Ele tinha recursos e uma grande equipe de advogados à sua disposição. Esses advogados argumentavam que ele não tinha relação com a morte do meu pai, que ele e meu pai sempre foram amigos próximos e que não havia nenhuma prova física contra ele – apenas provas circunstanciais.
Não importava que os outros três homens tivessem fornecido confissões detalhadas, nem que seu comportamento após o crime não fosse o esperado de alguém próximo da nossa família. Mohiuddin, o homem que havia nos visitado com tanta frequência anos antes, permaneceu distante do funeral do meu pai – ele foi o único membro da faculdade a não comparecer. Nem visitou nossa família para oferecer apoio.
A Suprema Corte, com muitos casos em atraso para julgamento, só incluiu na pauta o processo do meu pai no final de 2021. E foi apenas em 5 de abril de 2022 que os juízes, liderados pelo juiz Hasan Foez Siddique, concluíram que Mia Mohammad Mohiuddin era culpado do assassinato do meu pai e mantiveram sua pena de morte.
Depois do julgamento, publiquei uma declaração em nome da família, afirmando que estávamos felizes com o veredicto, mas não tenho certeza se “feliz” era a palavra certa. Ainda não tenho as palavras para descrever o que nossa família passou nesses últimos 16 anos. A dor é inimaginável. Às vezes me pergunto se algum dia terei paz, sabendo que meu pai morreu daquela forma.
A luta para trazer justiça para o meu pai dominou minha vida adulta, ao ponto de que minha própria vida foi colocada de lado. As pessoas me perguntam se eu vou me estabelecer e ter minha própria família.

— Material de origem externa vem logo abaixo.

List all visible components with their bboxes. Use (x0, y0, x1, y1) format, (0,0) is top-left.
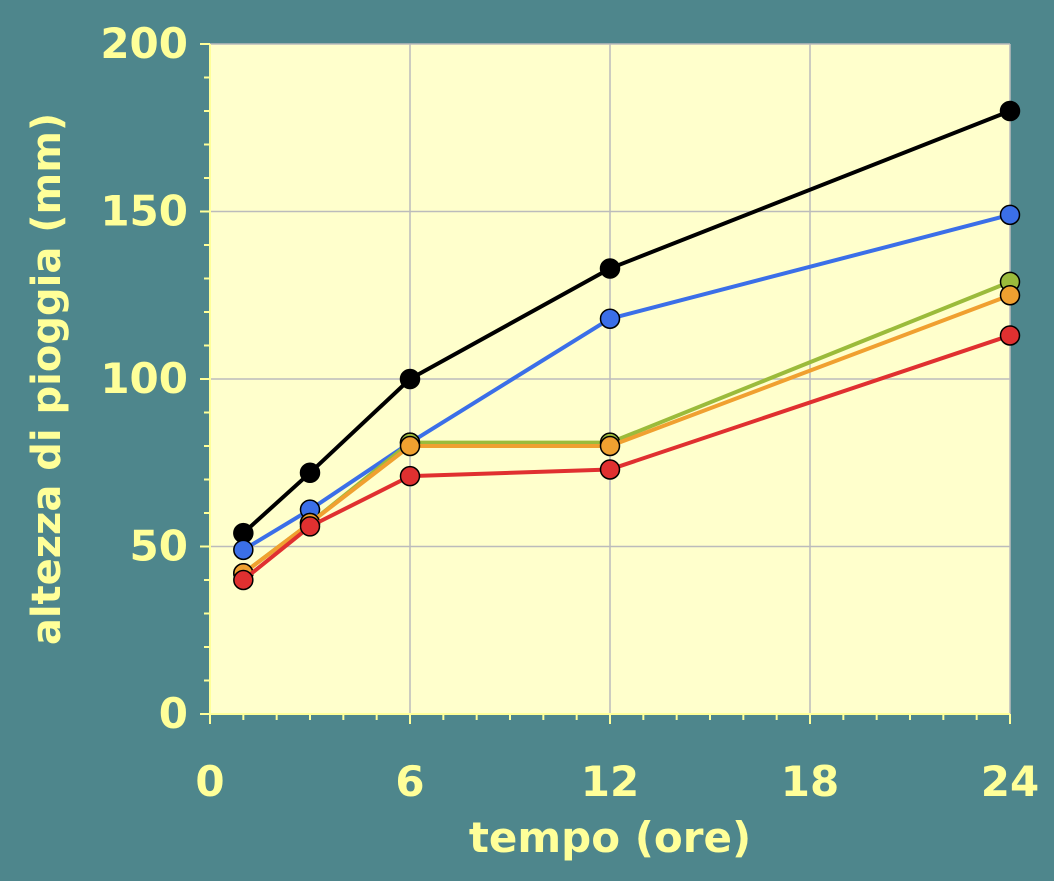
data-point (599, 258, 621, 279)
data-point (233, 569, 254, 591)
data-point (599, 459, 621, 480)
x-tick-label: 0 (195, 757, 224, 806)
y-tick-label: 200 (100, 19, 188, 68)
labels: tempo (ore) altezza di pioggia (mm) (24, 113, 751, 862)
data-point (999, 285, 1021, 306)
x-tick-label: 12 (581, 757, 639, 806)
data-point (999, 100, 1021, 122)
y-tick-label: 100 (100, 354, 188, 403)
data-point (399, 465, 421, 487)
data-point (599, 435, 621, 457)
data-point (233, 539, 254, 561)
y-tick-label: 150 (100, 187, 188, 236)
data-point (999, 204, 1021, 226)
series-layer (233, 100, 1021, 591)
y-tick-label: 0 (159, 689, 188, 738)
y-tick-label: 50 (130, 522, 188, 571)
x-tick-label: 24 (981, 757, 1039, 806)
data-point (299, 462, 321, 484)
series-4 (233, 325, 1021, 591)
data-point (399, 435, 421, 457)
x-axis-label: tempo (ore) (469, 813, 751, 862)
axes: 0 50 100 150 200 0 6 12 18 24 (100, 19, 1039, 806)
data-point (599, 308, 621, 329)
x-tick-label: 6 (395, 757, 424, 806)
data-point (299, 516, 321, 537)
grid-lines (210, 43, 1011, 714)
series-0 (233, 100, 1021, 544)
y-axis-label: altezza di pioggia (mm) (24, 113, 70, 645)
x-tick-label: 18 (781, 757, 839, 806)
data-point (399, 368, 421, 390)
data-point (999, 325, 1021, 346)
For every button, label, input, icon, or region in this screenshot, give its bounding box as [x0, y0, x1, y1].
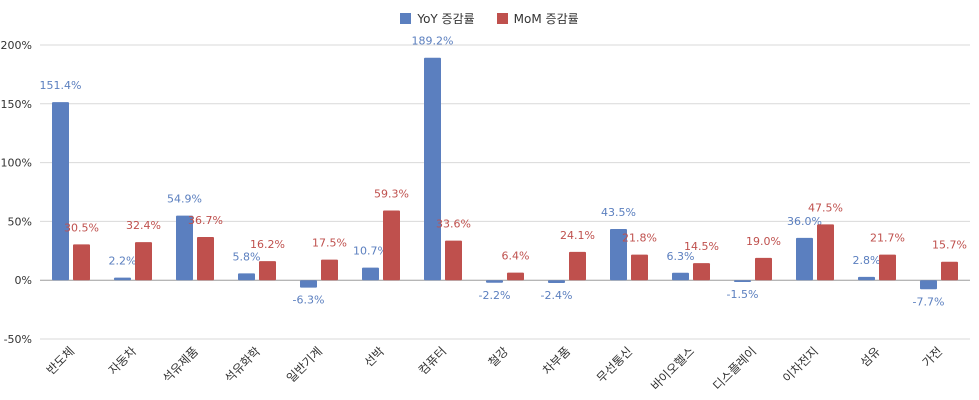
legend-label-mom: MoM 증감률 [513, 12, 579, 26]
data-label-mom: 21.7% [870, 232, 905, 245]
data-label-mom: 21.8% [622, 232, 657, 245]
data-label-yoy: 5.8% [233, 250, 261, 263]
data-label-yoy: 36.0% [787, 215, 822, 228]
data-label-yoy: 43.5% [601, 206, 636, 219]
x-tick-label: 석유화학 [222, 344, 263, 385]
data-label-mom: 15.7% [932, 239, 967, 252]
x-tick-label: 컴퓨터 [416, 344, 449, 377]
bar-yoy [300, 280, 317, 288]
bar-yoy [176, 215, 193, 281]
bar-mom [755, 257, 772, 281]
bar-yoy [610, 229, 627, 281]
x-tick-label: 선박 [362, 344, 388, 370]
data-label-yoy: -2.4% [541, 289, 573, 302]
data-label-mom: 6.4% [502, 250, 530, 263]
x-tick-label: 이차전지 [780, 344, 821, 385]
data-label-yoy: 2.8% [853, 254, 881, 267]
data-label-mom: 17.5% [312, 237, 347, 250]
chart-legend: YoY 증감률 MoM 증감률 [0, 10, 979, 27]
data-label-mom: 24.1% [560, 229, 595, 242]
bar-mom [73, 244, 90, 281]
data-label-mom: 16.2% [250, 238, 285, 251]
bar-yoy [920, 280, 937, 290]
bar-yoy [486, 280, 503, 283]
bar-mom [631, 254, 648, 281]
x-tick-label: 무선통신 [594, 344, 635, 385]
legend-swatch-yoy [400, 13, 412, 24]
data-label-mom: 36.7% [188, 214, 223, 227]
x-tick-label: 가전 [920, 344, 946, 370]
legend-swatch-mom [496, 13, 508, 24]
data-label-yoy: -6.3% [293, 294, 325, 307]
data-label-yoy: 6.3% [667, 250, 695, 263]
data-label-mom: 33.6% [436, 218, 471, 231]
bar-mom [135, 242, 152, 281]
data-label-mom: 47.5% [808, 201, 843, 214]
x-tick-label: 반도체 [44, 344, 77, 377]
x-tick-label: 디스플레이 [710, 344, 759, 393]
bar-yoy [796, 237, 813, 281]
legend-label-yoy: YoY 증감률 [417, 12, 475, 26]
data-label-yoy: 189.2% [412, 35, 454, 48]
bar-yoy [362, 267, 379, 281]
x-tick-label: 섬유 [858, 344, 884, 370]
y-tick-label: -50% [4, 333, 32, 346]
bar-yoy [52, 102, 69, 281]
data-label-mom: 32.4% [126, 219, 161, 232]
bar-mom [693, 263, 710, 281]
y-tick-label: 150% [1, 98, 32, 111]
bar-yoy [858, 276, 875, 281]
data-label-mom: 19.0% [746, 235, 781, 248]
bar-yoy [424, 57, 441, 281]
bar-mom [817, 224, 834, 281]
x-tick-label: 일반기계 [284, 344, 325, 385]
data-label-yoy: 10.7% [353, 245, 388, 258]
bar-yoy [114, 277, 131, 281]
data-label-yoy: 151.4% [40, 79, 82, 92]
bar-mom [569, 251, 586, 281]
data-label-yoy: 2.2% [109, 255, 137, 268]
bar-mom [259, 261, 276, 281]
data-label-yoy: -2.2% [479, 289, 511, 302]
data-label-yoy: 54.9% [167, 193, 202, 206]
x-tick-label: 석유제품 [160, 344, 201, 385]
bar-mom [321, 259, 338, 281]
y-tick-label: 200% [1, 39, 32, 52]
x-tick-label: 차부품 [540, 344, 573, 377]
data-label-mom: 14.5% [684, 240, 719, 253]
bar-mom [879, 254, 896, 281]
y-tick-label: 0% [15, 274, 32, 287]
x-tick-label: 자동차 [106, 344, 139, 377]
bar-mom [383, 210, 400, 281]
x-tick-label: 바이오헬스 [648, 344, 697, 393]
y-tick-label: 50% [8, 215, 32, 228]
x-tick-label: 철강 [486, 344, 512, 370]
bar-mom [197, 237, 214, 281]
y-tick-label: 100% [1, 157, 32, 170]
bar-yoy [734, 280, 751, 282]
bar-yoy [672, 272, 689, 281]
legend-item-yoy: YoY 증감률 [400, 10, 475, 27]
data-label-mom: 59.3% [374, 187, 409, 200]
data-label-yoy: -7.7% [913, 295, 945, 308]
legend-item-mom: MoM 증감률 [496, 10, 579, 27]
bar-mom [507, 272, 524, 281]
data-label-mom: 30.5% [64, 221, 99, 234]
bar-yoy [238, 273, 255, 281]
bar-mom [941, 261, 958, 281]
bar-mom [445, 240, 462, 281]
bar-yoy [548, 280, 565, 284]
data-label-yoy: -1.5% [727, 288, 759, 301]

Talvez, depois que os assassinos do meu pai estiverem mortos. Talvez aí eu possa sentir que acabou. Meu pai era o meu mundo. Ele era um homem muito bom, decente, simples e sábio.
O que os assassinos fizeram para o meu pai, simplesmente porque Mohiuddin corria o risco de perder o emprego, é impensável. Mas, por ele, vou continuar, lutar por justiça e viver uma boa vida.